Das Alkoholverbot für Autofahrer unter 21 Jahren sollte nach Auffassung der deutschen Versicherer bis zum 25. Geburtstag ausgedehnt werden. So sei im Jahr 2005 der Anteil der Unfälle mit Personenschäden in der Altersgruppe der 21- bis unter 25- Jährigen mit fast 18 Prozent höher gewesen als bei den jüngeren Fahrern ab 18, erläuterte der Gesamtverband der Deutschen Versicherungswirtschaft (GDV) in Berlin.
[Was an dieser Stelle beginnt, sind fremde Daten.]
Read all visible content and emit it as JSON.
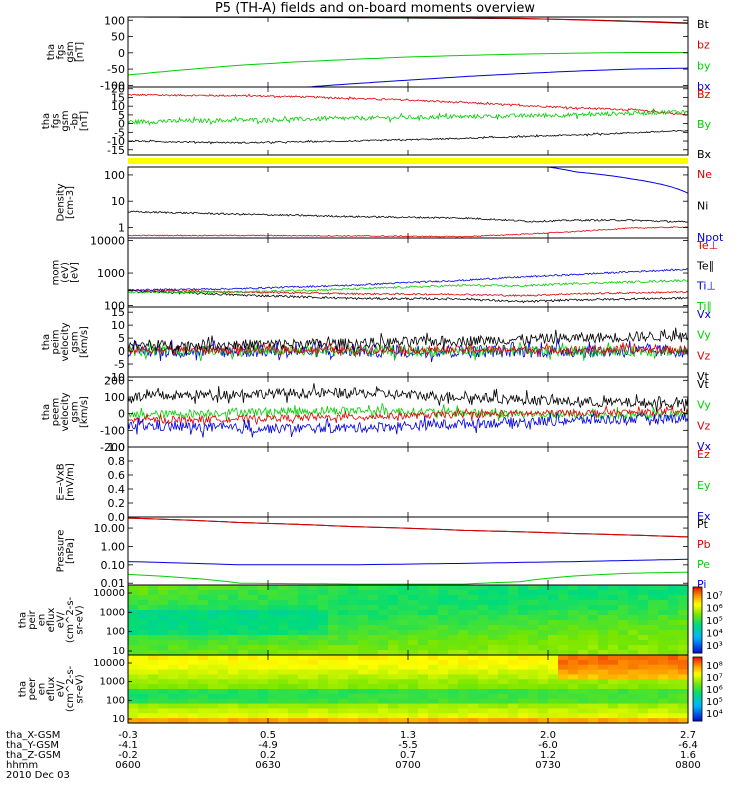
{
  "title": "P5 (TH-A) fields and on-board moments overview",
  "colors": {
    "black": "#000000",
    "red": "#e00000",
    "green": "#00d000",
    "blue": "#0000e0",
    "yellow": "#ffff00"
  },
  "chart_data": [
    {
      "type": "line",
      "ylabel_lines": [
        "tha",
        "fgs",
        "gsm",
        "[nT]"
      ],
      "yticks": [
        "100",
        "50",
        "0",
        "-50",
        "-100"
      ],
      "ylim": [
        -105,
        110
      ],
      "series": [
        {
          "name": "Bt",
          "color": "black",
          "values": [
            [
              0,
              110
            ],
            [
              1,
              109
            ],
            [
              2,
              108
            ],
            [
              3,
              106
            ],
            [
              3.5,
              105
            ],
            [
              4,
              102
            ],
            [
              4.5,
              97
            ],
            [
              5,
              92
            ]
          ]
        },
        {
          "name": "bz",
          "color": "red",
          "values": [
            [
              0,
              112
            ],
            [
              1,
              111
            ],
            [
              2,
              110
            ],
            [
              3,
              108
            ],
            [
              3.5,
              106
            ],
            [
              4,
              101
            ],
            [
              4.5,
              96
            ],
            [
              5,
              90
            ]
          ]
        },
        {
          "name": "by",
          "color": "green",
          "values": [
            [
              0,
              -68
            ],
            [
              0.5,
              -52
            ],
            [
              1,
              -38
            ],
            [
              1.5,
              -28
            ],
            [
              2,
              -20
            ],
            [
              2.5,
              -13
            ],
            [
              3,
              -8
            ],
            [
              3.5,
              -4
            ],
            [
              4,
              -1
            ],
            [
              4.5,
              1
            ],
            [
              5,
              1
            ]
          ]
        },
        {
          "name": "bx",
          "color": "blue",
          "values": [
            [
              1.6,
              -105
            ],
            [
              2,
              -95
            ],
            [
              2.5,
              -84
            ],
            [
              3,
              -73
            ],
            [
              3.5,
              -64
            ],
            [
              4,
              -56
            ],
            [
              4.5,
              -50
            ],
            [
              5,
              -47
            ]
          ]
        }
      ]
    },
    {
      "type": "line",
      "ylabel_lines": [
        "tha",
        "fgs",
        "gsm",
        "-bp",
        "[nT]"
      ],
      "yticks": [
        "20",
        "15",
        "10",
        "5",
        "0",
        "-5",
        "-10",
        "-15"
      ],
      "ylim": [
        -18,
        21
      ],
      "series": [
        {
          "name": "Bz",
          "color": "red",
          "values": [
            [
              0,
              16.5
            ],
            [
              1,
              16
            ],
            [
              1.5,
              15.5
            ],
            [
              2,
              14.5
            ],
            [
              2.5,
              13.5
            ],
            [
              3,
              12
            ],
            [
              3.5,
              10.5
            ],
            [
              4,
              9
            ],
            [
              4.5,
              8
            ],
            [
              5,
              5
            ]
          ],
          "noise": 0.5
        },
        {
          "name": "By",
          "color": "green",
          "values": [
            [
              0,
              1
            ],
            [
              1,
              2
            ],
            [
              2,
              3
            ],
            [
              3,
              4
            ],
            [
              3.5,
              4.5
            ],
            [
              4,
              5
            ],
            [
              4.5,
              6
            ],
            [
              5,
              7
            ]
          ],
          "noise": 1.2
        },
        {
          "name": "Bx",
          "color": "black",
          "values": [
            [
              0,
              -10
            ],
            [
              1,
              -11
            ],
            [
              2,
              -10
            ],
            [
              3,
              -8.5
            ],
            [
              4,
              -6.5
            ],
            [
              5,
              -4
            ]
          ],
          "noise": 0.4
        }
      ]
    },
    {
      "type": "line",
      "ylabel_lines": [
        "Density",
        "[cm-3]"
      ],
      "ylog": true,
      "yticks": [
        "100",
        "10",
        "1"
      ],
      "ylim": [
        0.4,
        200
      ],
      "series": [
        {
          "name": "Ne",
          "color": "red",
          "values": [
            [
              0,
              0.5
            ],
            [
              1,
              0.5
            ],
            [
              2,
              0.48
            ],
            [
              3,
              0.45
            ],
            [
              3.5,
              0.55
            ],
            [
              4,
              0.7
            ],
            [
              4.5,
              0.95
            ],
            [
              5,
              1.05
            ]
          ],
          "noise": 0.03
        },
        {
          "name": "Ni",
          "color": "black",
          "values": [
            [
              0,
              4
            ],
            [
              1,
              3.2
            ],
            [
              2,
              2.6
            ],
            [
              3,
              2.3
            ],
            [
              3.4,
              1.9
            ],
            [
              3.6,
              1.7
            ],
            [
              4,
              1.9
            ],
            [
              4.5,
              1.9
            ],
            [
              5,
              1.6
            ]
          ],
          "noise": 0.05
        },
        {
          "name": "Npot",
          "color": "blue",
          "values": [
            [
              3.75,
              200
            ],
            [
              4,
              130
            ],
            [
              4.5,
              70
            ],
            [
              5,
              20
            ]
          ]
        }
      ]
    },
    {
      "type": "line",
      "ylabel_lines": [
        "mom",
        "(eV)",
        "[eV]"
      ],
      "ylog": true,
      "yticks": [
        "10000",
        "1000",
        "100"
      ],
      "ylim": [
        90,
        12000
      ],
      "series": [
        {
          "name": "Te⊥",
          "color": "red",
          "values": [
            [
              0,
              300
            ],
            [
              1,
              260
            ],
            [
              2,
              230
            ],
            [
              3,
              220
            ],
            [
              3.5,
              200
            ],
            [
              4,
              230
            ],
            [
              5,
              260
            ]
          ],
          "noise": 0.04
        },
        {
          "name": "Te∥",
          "color": "black",
          "values": [
            [
              0,
              280
            ],
            [
              1,
              210
            ],
            [
              2,
              165
            ],
            [
              3,
              160
            ],
            [
              3.5,
              130
            ],
            [
              4,
              150
            ],
            [
              5,
              170
            ]
          ],
          "noise": 0.05
        },
        {
          "name": "Ti⊥",
          "color": "blue",
          "values": [
            [
              0,
              300
            ],
            [
              1,
              330
            ],
            [
              2,
              420
            ],
            [
              3,
              600
            ],
            [
              4,
              900
            ],
            [
              5,
              1300
            ]
          ],
          "noise": 0.04
        },
        {
          "name": "Ti∥",
          "color": "green",
          "values": [
            [
              0,
              260
            ],
            [
              1,
              260
            ],
            [
              2,
              320
            ],
            [
              3,
              420
            ],
            [
              3.5,
              400
            ],
            [
              4,
              480
            ],
            [
              4.5,
              530
            ],
            [
              5,
              600
            ]
          ],
          "noise": 0.05
        }
      ]
    },
    {
      "type": "line",
      "ylabel_lines": [
        "tha",
        "peim",
        "velocity",
        "gsm",
        "[km/s]"
      ],
      "yticks": [
        "15",
        "10",
        "5",
        "0",
        "-5",
        "-10"
      ],
      "ylim": [
        -10,
        17
      ],
      "series": [
        {
          "name": "Vx",
          "color": "blue",
          "values": [
            [
              0,
              0
            ],
            [
              5,
              0
            ]
          ],
          "noise": 2.5
        },
        {
          "name": "Vy",
          "color": "green",
          "values": [
            [
              0,
              0
            ],
            [
              5,
              0
            ]
          ],
          "noise": 2
        },
        {
          "name": "Vz",
          "color": "red",
          "values": [
            [
              0,
              0.5
            ],
            [
              5,
              0.5
            ]
          ],
          "noise": 1.5
        },
        {
          "name": "Vt",
          "color": "black",
          "values": [
            [
              0,
              2
            ],
            [
              2,
              3
            ],
            [
              3,
              4
            ],
            [
              4,
              5
            ],
            [
              5,
              6
            ]
          ],
          "noise": 2
        }
      ]
    },
    {
      "type": "line",
      "ylabel_lines": [
        "tha",
        "peem",
        "velocity",
        "gsm",
        "[km/s]"
      ],
      "yticks": [
        "200",
        "100",
        "0",
        "-100",
        "-200"
      ],
      "ylim": [
        -200,
        220
      ],
      "series": [
        {
          "name": "Vt",
          "color": "black",
          "values": [
            [
              0,
              100
            ],
            [
              1,
              120
            ],
            [
              2,
              125
            ],
            [
              3,
              100
            ],
            [
              4,
              70
            ],
            [
              5,
              60
            ]
          ],
          "noise": 30
        },
        {
          "name": "Vy",
          "color": "green",
          "values": [
            [
              0,
              -10
            ],
            [
              1,
              10
            ],
            [
              2,
              20
            ],
            [
              3,
              5
            ],
            [
              4,
              -10
            ],
            [
              5,
              -5
            ]
          ],
          "noise": 25
        },
        {
          "name": "Vz",
          "color": "red",
          "values": [
            [
              0,
              -40
            ],
            [
              1,
              -30
            ],
            [
              2,
              -20
            ],
            [
              3,
              -5
            ],
            [
              4,
              5
            ],
            [
              5,
              10
            ]
          ],
          "noise": 20
        },
        {
          "name": "Vx",
          "color": "blue",
          "values": [
            [
              0,
              -70
            ],
            [
              1,
              -90
            ],
            [
              2,
              -85
            ],
            [
              3,
              -60
            ],
            [
              4,
              -40
            ],
            [
              5,
              -25
            ]
          ],
          "noise": 30
        }
      ]
    },
    {
      "type": "line",
      "ylabel_lines": [
        "E=-VxB",
        "[mV/m]"
      ],
      "yticks": [
        "1.0",
        "0.8",
        "0.6",
        "0.4",
        "0.2",
        "0.0"
      ],
      "ylim": [
        0,
        1
      ],
      "series": [
        {
          "name": "Ez",
          "color": "red",
          "values": []
        },
        {
          "name": "Ey",
          "color": "green",
          "values": []
        },
        {
          "name": "Ex",
          "color": "blue",
          "values": []
        }
      ]
    },
    {
      "type": "line",
      "ylabel_lines": [
        "Pressure",
        "[nPa]"
      ],
      "ylog": true,
      "yticks": [
        "10.00",
        "1.00",
        "0.10",
        "0.01"
      ],
      "ylim": [
        0.008,
        40
      ],
      "series": [
        {
          "name": "Pt",
          "color": "black",
          "values": [
            [
              0,
              35
            ],
            [
              1,
              20
            ],
            [
              2,
              12
            ],
            [
              3,
              7.5
            ],
            [
              4,
              5
            ],
            [
              5,
              3.3
            ]
          ]
        },
        {
          "name": "Pb",
          "color": "red",
          "values": [
            [
              0,
              35
            ],
            [
              1,
              20
            ],
            [
              2,
              12
            ],
            [
              3,
              7.5
            ],
            [
              4,
              5
            ],
            [
              5,
              3.3
            ]
          ]
        },
        {
          "name": "Pe",
          "color": "green",
          "values": [
            [
              0,
              0.03
            ],
            [
              1,
              0.01
            ],
            [
              2,
              0.009
            ],
            [
              3,
              0.009
            ],
            [
              3.5,
              0.012
            ],
            [
              4,
              0.025
            ],
            [
              4.5,
              0.035
            ],
            [
              5,
              0.04
            ]
          ]
        },
        {
          "name": "Pi",
          "color": "blue",
          "values": [
            [
              0,
              0.15
            ],
            [
              1,
              0.1
            ],
            [
              2,
              0.1
            ],
            [
              3,
              0.12
            ],
            [
              4,
              0.15
            ],
            [
              5,
              0.2
            ]
          ]
        }
      ]
    },
    {
      "type": "heatmap",
      "ylabel_lines": [
        "tha",
        "peir",
        "en",
        "eflux",
        "eV/",
        "(cm^2-s-",
        "sr-eV)"
      ],
      "yticks": [
        "10000",
        "1000",
        "100",
        "10"
      ],
      "cbar_ticks": [
        "10^7",
        "10^6",
        "10^5",
        "10^4",
        "10^3"
      ]
    },
    {
      "type": "heatmap",
      "ylabel_lines": [
        "tha",
        "peer",
        "en",
        "eflux",
        "eV/",
        "(cm^2-s-",
        "sr-eV)"
      ],
      "yticks": [
        "10000",
        "1000",
        "100",
        "10"
      ],
      "cbar_ticks": [
        "10^8",
        "10^7",
        "10^6",
        "10^5",
        "10^4"
      ]
    }
  ],
  "xaxis": {
    "rows": [
      {
        "label": "tha_X-GSM",
        "values": [
          "-0.3",
          "0.5",
          "1.3",
          "2.0",
          "2.7"
        ]
      },
      {
        "label": "tha_Y-GSM",
        "values": [
          "-4.1",
          "-4.9",
          "-5.5",
          "-6.0",
          "-6.4"
        ]
      },
      {
        "label": "tha_Z-GSM",
        "values": [
          "-0.2",
          "0.2",
          "0.7",
          "1.2",
          "1.6"
        ]
      },
      {
        "label": "hhmm",
        "values": [
          "0600",
          "0630",
          "0700",
          "0730",
          "0800"
        ]
      }
    ],
    "date": "2010 Dec 03"
  }
}
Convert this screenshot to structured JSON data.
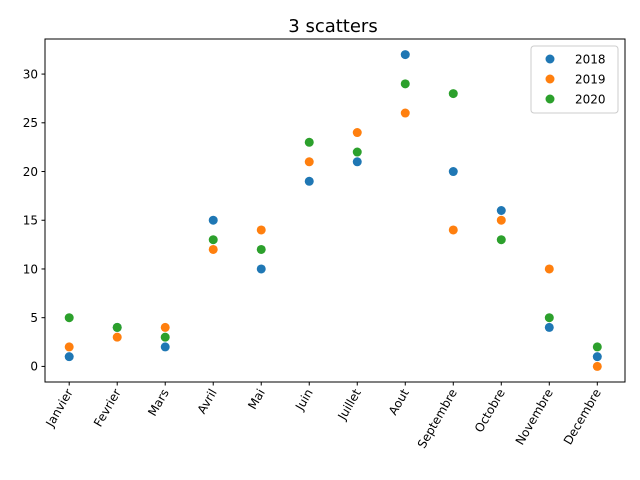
{
  "chart_data": {
    "type": "scatter",
    "title": "3 scatters",
    "xlabel": "",
    "ylabel": "",
    "categories": [
      "Janvier",
      "Fevrier",
      "Mars",
      "Avril",
      "Mai",
      "Juin",
      "Juillet",
      "Aout",
      "Septembre",
      "Octobre",
      "Novembre",
      "Decembre"
    ],
    "ylim": [
      -1.6,
      33.6
    ],
    "yticks": [
      0,
      5,
      10,
      15,
      20,
      25,
      30
    ],
    "xtick_rotation_deg": 60,
    "grid": false,
    "legend_position": "upper right",
    "series": [
      {
        "name": "2018",
        "color": "#1f77b4",
        "values": [
          1,
          4,
          2,
          15,
          10,
          19,
          21,
          32,
          20,
          16,
          4,
          1
        ]
      },
      {
        "name": "2019",
        "color": "#ff7f0e",
        "values": [
          2,
          3,
          4,
          12,
          14,
          21,
          24,
          26,
          14,
          15,
          10,
          0
        ]
      },
      {
        "name": "2020",
        "color": "#2ca02c",
        "values": [
          5,
          4,
          3,
          13,
          12,
          23,
          22,
          29,
          28,
          13,
          5,
          2
        ]
      }
    ]
  }
}
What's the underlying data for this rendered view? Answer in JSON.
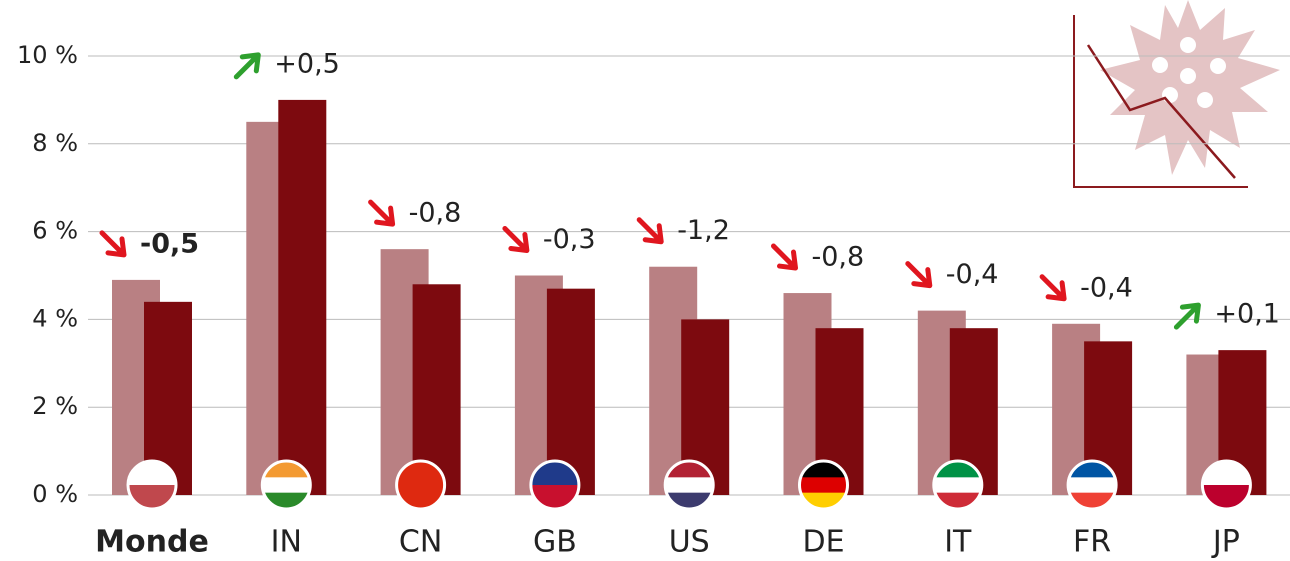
{
  "chart_data": {
    "type": "bar",
    "categories": [
      "Monde",
      "IN",
      "CN",
      "GB",
      "US",
      "DE",
      "IT",
      "FR",
      "JP"
    ],
    "series": [
      {
        "color": "#b98083",
        "values": [
          4.9,
          8.5,
          5.6,
          5.0,
          5.2,
          4.6,
          4.2,
          3.9,
          3.2
        ]
      },
      {
        "color": "#7d0a0f",
        "values": [
          4.4,
          9.0,
          4.8,
          4.7,
          4.0,
          3.8,
          3.8,
          3.5,
          3.3
        ]
      }
    ],
    "changes": [
      {
        "value": -0.5,
        "label": "-0,5"
      },
      {
        "value": 0.5,
        "label": "+0,5"
      },
      {
        "value": -0.8,
        "label": "-0,8"
      },
      {
        "value": -0.3,
        "label": "-0,3"
      },
      {
        "value": -1.2,
        "label": "-1,2"
      },
      {
        "value": -0.8,
        "label": "-0,8"
      },
      {
        "value": -0.4,
        "label": "-0,4"
      },
      {
        "value": -0.4,
        "label": "-0,4"
      },
      {
        "value": 0.1,
        "label": "+0,1"
      }
    ],
    "ylim": [
      0,
      10
    ],
    "yticks": [
      {
        "value": 0,
        "label": "0 %"
      },
      {
        "value": 2,
        "label": "2 %"
      },
      {
        "value": 4,
        "label": "4 %"
      },
      {
        "value": 6,
        "label": "6 %"
      },
      {
        "value": 8,
        "label": "8 %"
      },
      {
        "value": 10,
        "label": "10 %"
      }
    ],
    "grid": true,
    "up_color": "#2ea02e",
    "down_color": "#e0161f"
  }
}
Das absolute Fahrverbot tritt für Fahranfänger während der zweijährigen Probezeit und junge Fahrer unter 21 Jahren in Kraft. Verstöße gegen das Verbot führen im Regelfall zu einem Bußgeld von 125 Euro und zu zwei Strafpunkten in Flensburg. Der Versicherungsverband sprach von einem Schritt in die richtige Richtung. "Wir erwarten einen Rückgang vor allem bei den schweren Unfällen mit Toten und Schwerverletzten", sagte Siegfried Brockmann, Leiter der Unfallforschung der Versicherer im GDV. Laut Verband können die Kfz-Haftpflichtversicherer bei einem alkoholbedingten Verkehrsunfall generell vom Verursacher bis 5000 Euro Regress nehmen. "Wer unter Alkoholeinfluss Auto fährt, riskiert zudem den Versicherungs-schutz seiner Kaskoversicherung."